When developing the dimensional model, you’ll probably end up with some
attributes that don’t really fit in one of the agreed upon dimension tables. This
is usually the case with attributes that have a meaning in a process such as
order or shipment status flags, order type, or payment terms. The possible
solutions for these attributes, such as leaving them in the fact table, moving
them to separate dimensions, or leaving them out altogether all have their
specific disadvantages. A fact table should be as narrow as possible so adding text columns is a bad idea. Modeling each attribute as a separate dimension
is an equally bad idea, and omitting these attributes means that they cannot
be used for any analysis. The best solution is to group these attributes in a
separate dimension table called a junk dimension—not junk in the literal sense
but as a collection of leftovers that need to be handled in an elegant way.
Actually you’ve already seen several examples of the way these dimensions
are modeled in the SCD type 4 paragraph. The only difference between a
mini- and a junk dimension is the fact that the latter contains often unrelated
attributes whereas the attributes in a regular mini-dimension have a relation
of some sort and can be named accordingly.

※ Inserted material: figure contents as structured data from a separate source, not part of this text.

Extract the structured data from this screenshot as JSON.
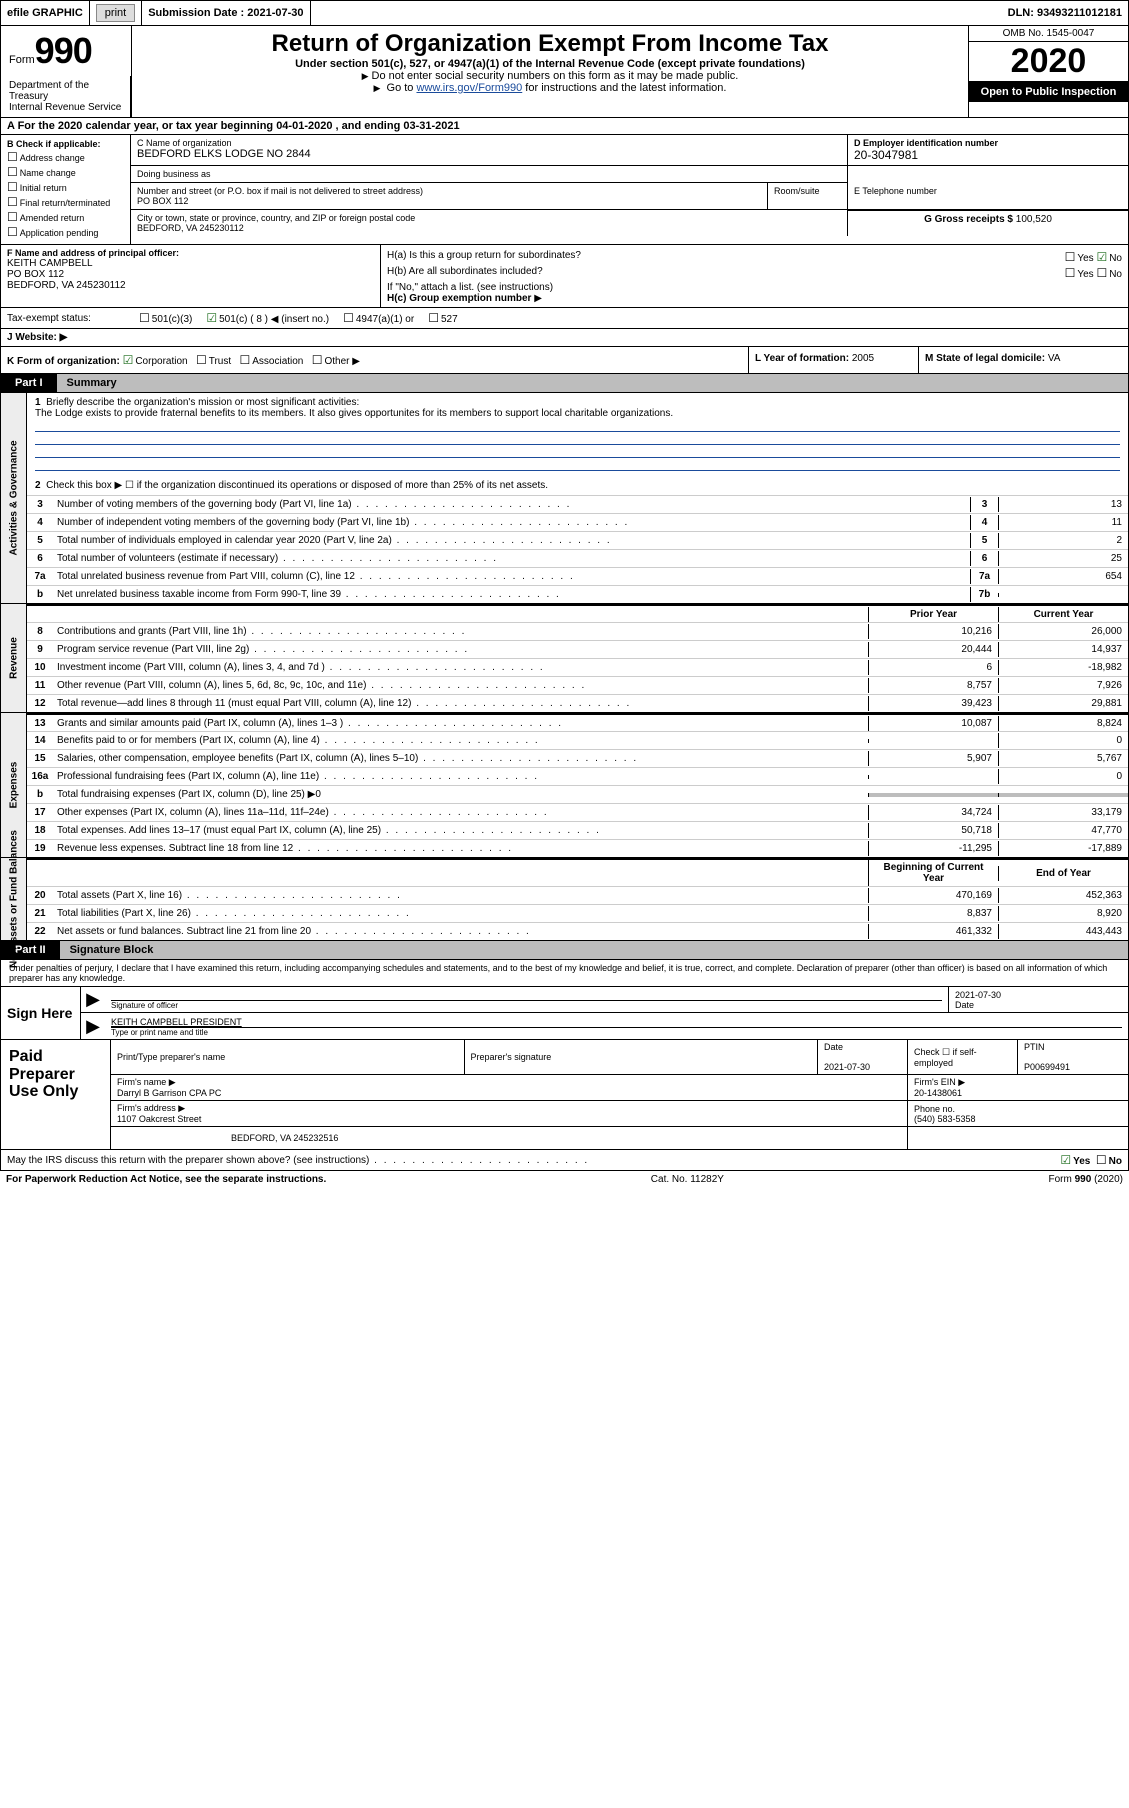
{
  "toolbar": {
    "efile": "efile GRAPHIC",
    "print_btn": "print",
    "sub_label": "Submission Date : ",
    "sub_date": "2021-07-30",
    "dln": "DLN: 93493211012181"
  },
  "header": {
    "form_word": "Form",
    "form_num": "990",
    "dept": "Department of the Treasury\nInternal Revenue Service",
    "title": "Return of Organization Exempt From Income Tax",
    "sub": "Under section 501(c), 527, or 4947(a)(1) of the Internal Revenue Code (except private foundations)",
    "note1": "Do not enter social security numbers on this form as it may be made public.",
    "note2_pre": "Go to ",
    "note2_link": "www.irs.gov/Form990",
    "note2_post": " for instructions and the latest information.",
    "omb": "OMB No. 1545-0047",
    "year": "2020",
    "open_public": "Open to Public Inspection"
  },
  "lineA": "A  For the 2020 calendar year, or tax year beginning 04-01-2020     , and ending 03-31-2021",
  "b": {
    "label": "B Check if applicable:",
    "opts": [
      "Address change",
      "Name change",
      "Initial return",
      "Final return/terminated",
      "Amended return",
      "Application pending"
    ]
  },
  "c": {
    "name_label": "C Name of organization",
    "name": "BEDFORD ELKS LODGE NO 2844",
    "dba_label": "Doing business as",
    "dba": "",
    "addr_label": "Number and street (or P.O. box if mail is not delivered to street address)",
    "room_label": "Room/suite",
    "addr": "PO BOX 112",
    "city_label": "City or town, state or province, country, and ZIP or foreign postal code",
    "city": "BEDFORD, VA  245230112"
  },
  "d": {
    "label": "D Employer identification number",
    "val": "20-3047981"
  },
  "e": {
    "label": "E Telephone number",
    "val": ""
  },
  "g": {
    "label": "G Gross receipts $",
    "val": "100,520"
  },
  "f": {
    "label": "F  Name and address of principal officer:",
    "name": "KEITH CAMPBELL",
    "addr1": "PO BOX 112",
    "addr2": "BEDFORD, VA  245230112"
  },
  "h": {
    "a": "H(a)  Is this a group return for subordinates?",
    "a_yes": "Yes",
    "a_no": "No",
    "b": "H(b)  Are all subordinates included?",
    "b_yes": "Yes",
    "b_no": "No",
    "b_note": "If \"No,\" attach a list. (see instructions)",
    "c": "H(c)  Group exemption number"
  },
  "i": {
    "label": "Tax-exempt status:",
    "o1": "501(c)(3)",
    "o2": "501(c) ( 8 ) ◀ (insert no.)",
    "o3": "4947(a)(1) or",
    "o4": "527"
  },
  "j": {
    "label": "J   Website: ▶"
  },
  "k": {
    "label": "K Form of organization:",
    "o1": "Corporation",
    "o2": "Trust",
    "o3": "Association",
    "o4": "Other ▶"
  },
  "l": {
    "label": "L Year of formation:",
    "val": "2005"
  },
  "m": {
    "label": "M State of legal domicile:",
    "val": "VA"
  },
  "part1": {
    "tab": "Part I",
    "title": "Summary"
  },
  "part2": {
    "tab": "Part II",
    "title": "Signature Block"
  },
  "sections": {
    "ag": "Activities & Governance",
    "rev": "Revenue",
    "exp": "Expenses",
    "na": "Net Assets or Fund Balances"
  },
  "p1": {
    "l1": "Briefly describe the organization's mission or most significant activities:",
    "l1_text": "The Lodge exists to provide fraternal benefits to its members. It also gives opportunites for its members to support local charitable organizations.",
    "l2": "Check this box ▶ ☐  if the organization discontinued its operations or disposed of more than 25% of its net assets.",
    "rows_single": [
      {
        "n": "3",
        "label": "Number of voting members of the governing body (Part VI, line 1a)",
        "box": "3",
        "val": "13"
      },
      {
        "n": "4",
        "label": "Number of independent voting members of the governing body (Part VI, line 1b)",
        "box": "4",
        "val": "11"
      },
      {
        "n": "5",
        "label": "Total number of individuals employed in calendar year 2020 (Part V, line 2a)",
        "box": "5",
        "val": "2"
      },
      {
        "n": "6",
        "label": "Total number of volunteers (estimate if necessary)",
        "box": "6",
        "val": "25"
      },
      {
        "n": "7a",
        "label": "Total unrelated business revenue from Part VIII, column (C), line 12",
        "box": "7a",
        "val": "654"
      },
      {
        "n": "b",
        "label": "Net unrelated business taxable income from Form 990-T, line 39",
        "box": "7b",
        "val": ""
      }
    ],
    "hdr_prior": "Prior Year",
    "hdr_curr": "Current Year",
    "rows_rev": [
      {
        "n": "8",
        "label": "Contributions and grants (Part VIII, line 1h)",
        "p": "10,216",
        "c": "26,000"
      },
      {
        "n": "9",
        "label": "Program service revenue (Part VIII, line 2g)",
        "p": "20,444",
        "c": "14,937"
      },
      {
        "n": "10",
        "label": "Investment income (Part VIII, column (A), lines 3, 4, and 7d )",
        "p": "6",
        "c": "-18,982"
      },
      {
        "n": "11",
        "label": "Other revenue (Part VIII, column (A), lines 5, 6d, 8c, 9c, 10c, and 11e)",
        "p": "8,757",
        "c": "7,926"
      },
      {
        "n": "12",
        "label": "Total revenue—add lines 8 through 11 (must equal Part VIII, column (A), line 12)",
        "p": "39,423",
        "c": "29,881"
      }
    ],
    "rows_exp": [
      {
        "n": "13",
        "label": "Grants and similar amounts paid (Part IX, column (A), lines 1–3 )",
        "p": "10,087",
        "c": "8,824"
      },
      {
        "n": "14",
        "label": "Benefits paid to or for members (Part IX, column (A), line 4)",
        "p": "",
        "c": "0"
      },
      {
        "n": "15",
        "label": "Salaries, other compensation, employee benefits (Part IX, column (A), lines 5–10)",
        "p": "5,907",
        "c": "5,767"
      },
      {
        "n": "16a",
        "label": "Professional fundraising fees (Part IX, column (A), line 11e)",
        "p": "",
        "c": "0"
      },
      {
        "n": "b",
        "label": "Total fundraising expenses (Part IX, column (D), line 25) ▶0",
        "p": "SHADE",
        "c": "SHADE"
      },
      {
        "n": "17",
        "label": "Other expenses (Part IX, column (A), lines 11a–11d, 11f–24e)",
        "p": "34,724",
        "c": "33,179"
      },
      {
        "n": "18",
        "label": "Total expenses. Add lines 13–17 (must equal Part IX, column (A), line 25)",
        "p": "50,718",
        "c": "47,770"
      },
      {
        "n": "19",
        "label": "Revenue less expenses. Subtract line 18 from line 12",
        "p": "-11,295",
        "c": "-17,889"
      }
    ],
    "hdr_beg": "Beginning of Current Year",
    "hdr_end": "End of Year",
    "rows_na": [
      {
        "n": "20",
        "label": "Total assets (Part X, line 16)",
        "p": "470,169",
        "c": "452,363"
      },
      {
        "n": "21",
        "label": "Total liabilities (Part X, line 26)",
        "p": "8,837",
        "c": "8,920"
      },
      {
        "n": "22",
        "label": "Net assets or fund balances. Subtract line 21 from line 20",
        "p": "461,332",
        "c": "443,443"
      }
    ]
  },
  "sig": {
    "decl": "Under penalties of perjury, I declare that I have examined this return, including accompanying schedules and statements, and to the best of my knowledge and belief, it is true, correct, and complete. Declaration of preparer (other than officer) is based on all information of which preparer has any knowledge.",
    "left": "Sign Here",
    "sig_of": "Signature of officer",
    "date_lbl": "Date",
    "date_val": "2021-07-30",
    "name": "KEITH CAMPBELL  PRESIDENT",
    "name_lbl": "Type or print name and title"
  },
  "prep": {
    "left": "Paid Preparer Use Only",
    "r1_c1": "Print/Type preparer's name",
    "r1_c2": "Preparer's signature",
    "r1_c3_lbl": "Date",
    "r1_c3_val": "2021-07-30",
    "r1_c4": "Check ☐ if self-employed",
    "r1_c5_lbl": "PTIN",
    "r1_c5_val": "P00699491",
    "r2_lbl": "Firm's name    ▶",
    "r2_val": "Darryl B Garrison CPA PC",
    "r2_ein_lbl": "Firm's EIN ▶",
    "r2_ein_val": "20-1438061",
    "r3_lbl": "Firm's address ▶",
    "r3_val1": "1107 Oakcrest Street",
    "r3_val2": "BEDFORD, VA  245232516",
    "r3_ph_lbl": "Phone no.",
    "r3_ph_val": "(540) 583-5358"
  },
  "irs": {
    "q": "May the IRS discuss this return with the preparer shown above? (see instructions)",
    "yes": "Yes",
    "no": "No"
  },
  "footer": {
    "left": "For Paperwork Reduction Act Notice, see the separate instructions.",
    "mid": "Cat. No. 11282Y",
    "right": "Form 990 (2020)"
  }
}
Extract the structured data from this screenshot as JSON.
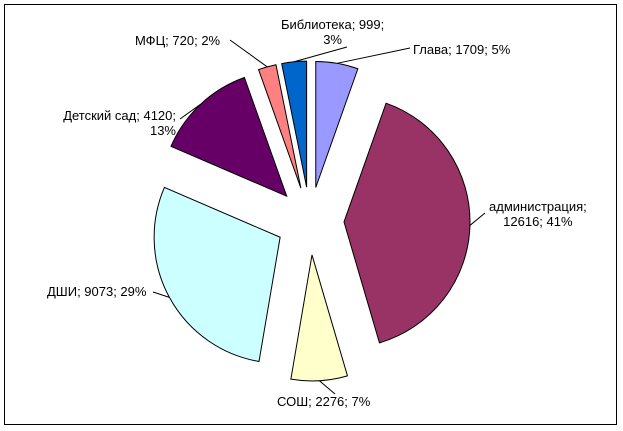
{
  "chart_data": {
    "type": "pie",
    "exploded": true,
    "title": "",
    "legend": "none",
    "slices": [
      {
        "name": "Глава",
        "value": 1709,
        "percent": "5%",
        "color": "#9999ff",
        "label_line1": "Глава; 1709; 5%",
        "label_line2": ""
      },
      {
        "name": "администрация",
        "value": 12616,
        "percent": "41%",
        "color": "#993366",
        "label_line1": "администрация;",
        "label_line2": "12616; 41%"
      },
      {
        "name": "СОШ",
        "value": 2276,
        "percent": "7%",
        "color": "#ffffcc",
        "label_line1": "СОШ; 2276; 7%",
        "label_line2": ""
      },
      {
        "name": "ДШИ",
        "value": 9073,
        "percent": "29%",
        "color": "#ccffff",
        "label_line1": "ДШИ; 9073; 29%",
        "label_line2": ""
      },
      {
        "name": "Детский сад",
        "value": 4120,
        "percent": "13%",
        "color": "#660066",
        "label_line1": "Детский сад; 4120;",
        "label_line2": "13%"
      },
      {
        "name": "МФЦ",
        "value": 720,
        "percent": "2%",
        "color": "#ff8080",
        "label_line1": "МФЦ; 720; 2%",
        "label_line2": ""
      },
      {
        "name": "Библиотека",
        "value": 999,
        "percent": "3%",
        "color": "#0066cc",
        "label_line1": "Библиотека; 999;",
        "label_line2": "3%"
      }
    ]
  }
}
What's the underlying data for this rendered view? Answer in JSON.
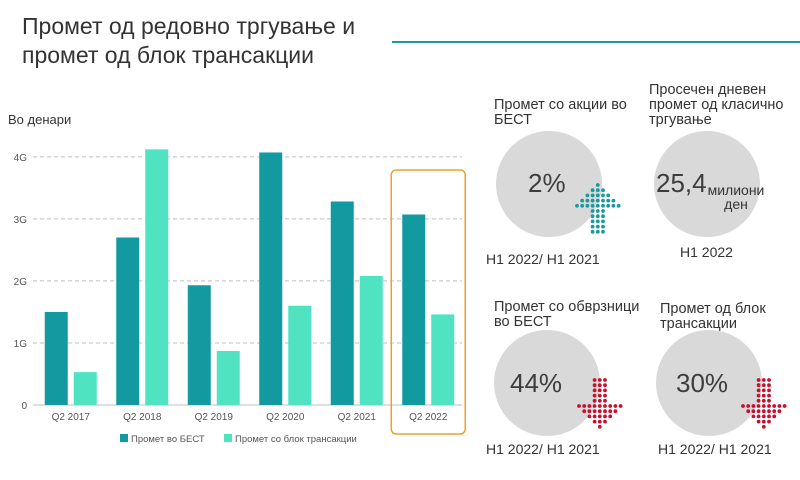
{
  "title": "Промет од редовно тргување и промет од блок трансакции",
  "colors": {
    "accent_line": "#1a9aa0",
    "series_best": "#129aa0",
    "series_block": "#4fe3c1",
    "highlight_box": "#f0a02a",
    "arrow_up": "#1a9aa0",
    "arrow_down": "#c8102e",
    "circle": "#d9d9d9"
  },
  "chart_data": {
    "type": "bar",
    "ylabel": "Во денари",
    "categories": [
      "Q2 2017",
      "Q2 2018",
      "Q2 2019",
      "Q2 2020",
      "Q2 2021",
      "Q2 2022"
    ],
    "series": [
      {
        "name": "Промет во БЕСТ",
        "values": [
          1.5,
          2.7,
          1.93,
          4.07,
          3.28,
          3.07
        ]
      },
      {
        "name": "Промет со блок трансакции",
        "values": [
          0.53,
          4.12,
          0.87,
          1.6,
          2.08,
          1.46
        ]
      }
    ],
    "ylim": [
      0,
      4.4
    ],
    "yticks": [
      {
        "value": 0,
        "label": "0"
      },
      {
        "value": 1,
        "label": "1G"
      },
      {
        "value": 2,
        "label": "2G"
      },
      {
        "value": 3,
        "label": "3G"
      },
      {
        "value": 4,
        "label": "4G"
      }
    ],
    "grid": true,
    "legend_position": "bottom",
    "highlighted_category": "Q2 2022"
  },
  "kpis": [
    {
      "title": "Промет со акции во БЕСТ",
      "value": "2%",
      "unit": "",
      "period": "H1 2022/ H1 2021",
      "arrow": "up",
      "arrow_icon": "dotted-up-arrow-icon"
    },
    {
      "title": "Просечен дневен промет од класично тргување",
      "value": "25,4",
      "unit": "милиони ден",
      "period": "H1 2022",
      "arrow": "none",
      "arrow_icon": ""
    },
    {
      "title": "Промет со обврзници во БЕСТ",
      "value": "44%",
      "unit": "",
      "period": "H1 2022/ H1 2021",
      "arrow": "down",
      "arrow_icon": "dotted-down-arrow-icon"
    },
    {
      "title": "Промет од блок трансакции",
      "value": "30%",
      "unit": "",
      "period": "H1 2022/ H1 2021",
      "arrow": "down",
      "arrow_icon": "dotted-down-arrow-icon"
    }
  ]
}
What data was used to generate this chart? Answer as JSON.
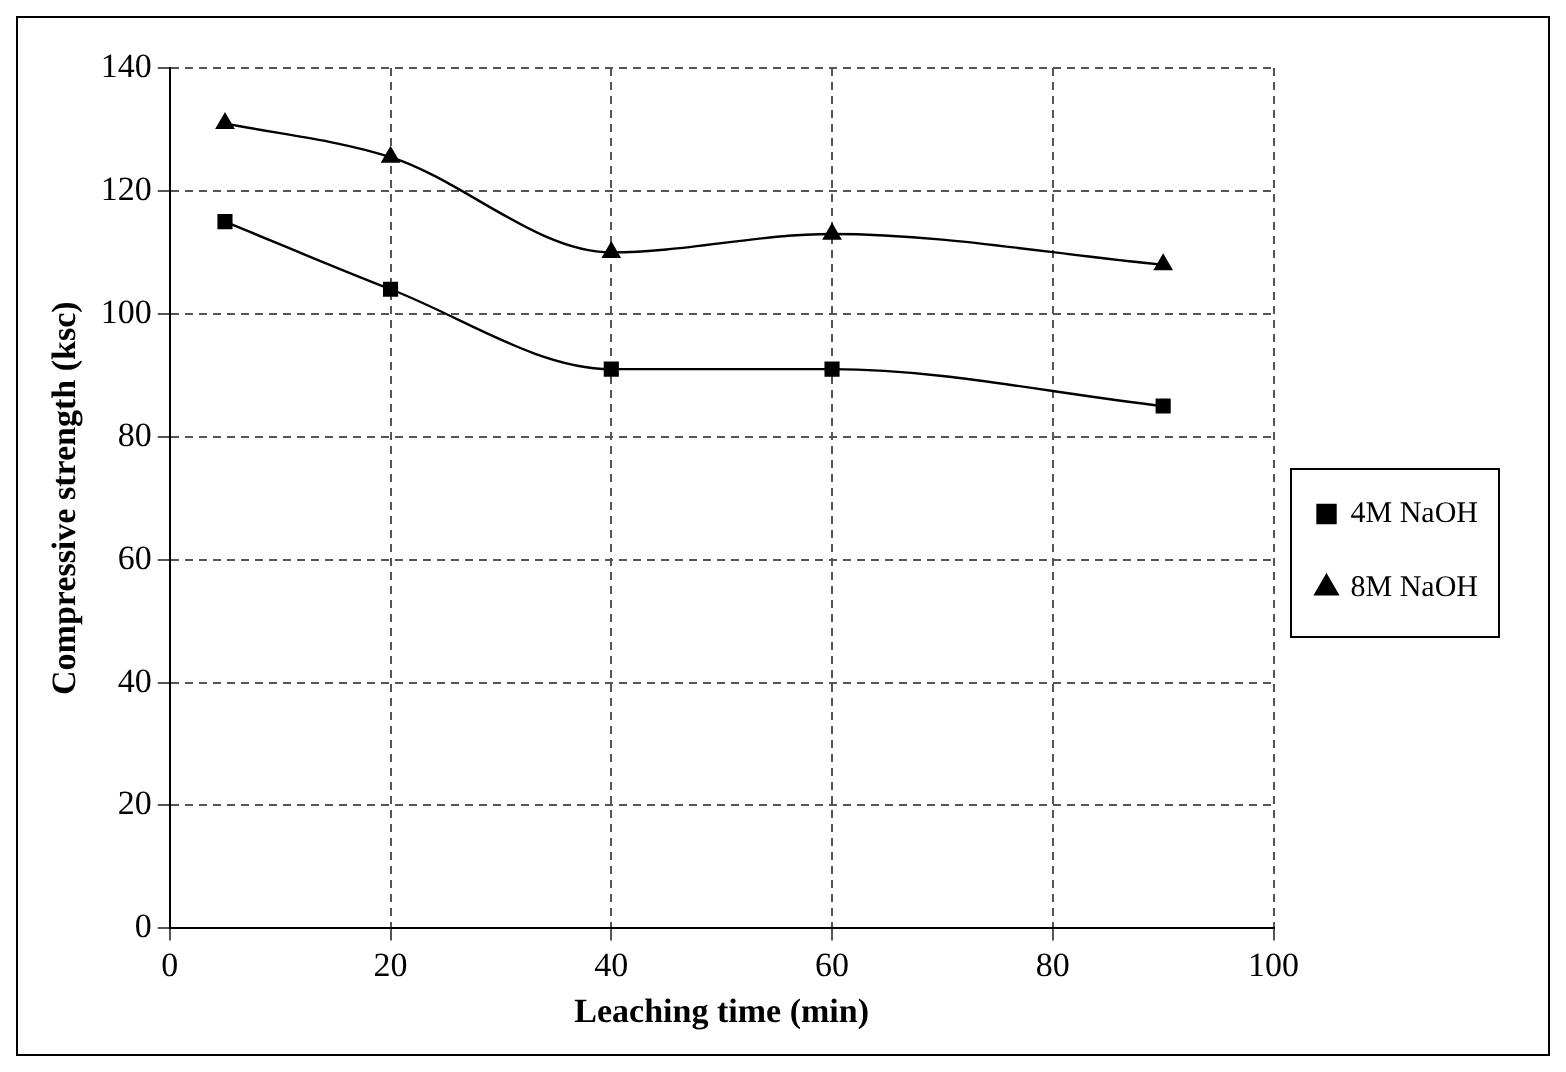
{
  "chart_data": {
    "type": "line",
    "xlabel": "Leaching time (min)",
    "ylabel": "Compressive strength (ksc)",
    "x": [
      5,
      20,
      40,
      60,
      90
    ],
    "series": [
      {
        "name": "4M NaOH",
        "color": "#000000",
        "marker": "square",
        "values": [
          115,
          104,
          91,
          91,
          85
        ]
      },
      {
        "name": "8M NaOH",
        "color": "#000000",
        "marker": "triangle",
        "values": [
          131,
          125.5,
          110,
          113,
          108
        ]
      }
    ],
    "xlim": [
      0,
      100
    ],
    "xticks": [
      0,
      20,
      40,
      60,
      80,
      100
    ],
    "ylim": [
      0,
      140
    ],
    "yticks": [
      0,
      20,
      40,
      60,
      80,
      100,
      120,
      140
    ],
    "grid": true,
    "legend": "right",
    "line_style": "solid"
  }
}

Degenerate dimensions are a slightly different kind of breed. These are dimen-
sions that do not really exist but should get a place in the dimensional model
anyway. A good example is the order number. Order numbers can help to
trace some of the information in the data warehouse back to the source system,
but there is no real order dimension. All attributes of order and order line
are modeled at the lowest level of granularity, which is the order line fact.
The attributes that are part of an order, such as order date and customer, are
already moved to the order facts. At the end of this process, what do you do
with the order number then? There’s no point in creating an order dimension
because all of the relevant attributes are already pushed down into the fact
table and related dimensions. In these cases where you end up with a single
attribute, just add the attribute to the fact table. This attribute is not a measure
object and is also not a foreign key to a dimension table; hence it is called a
degenerate dimension.
Heterogeneous dimensions are a variation on this theme where different kinds
of items are grouped together in a single dimension table. Because our demo
company, World Class Movies, has only a single type of product in stock it
doesn’t serve as a good example. For this case, however, we can easily find a
good example in the local supermarket. Products in a supermarket can belong
to different categories such as food, non-food, and beverages. Food can also be
categorized into multiple categories with very different characteristics. When
these products are stored in a single product dimension, you end up with a
table where most of the attributes will be irrelevant to an individual product.
Indicating the expiration date or caloric value of a broom simply doesn’t make
a lot of sense. The challenge here is to find the right balance between the
single product table with many useless attributes and tens of different product
dimension tables that are perfectly tailored for a specific product category. In
this case, there is no best answer; it all depends on the situation at hand.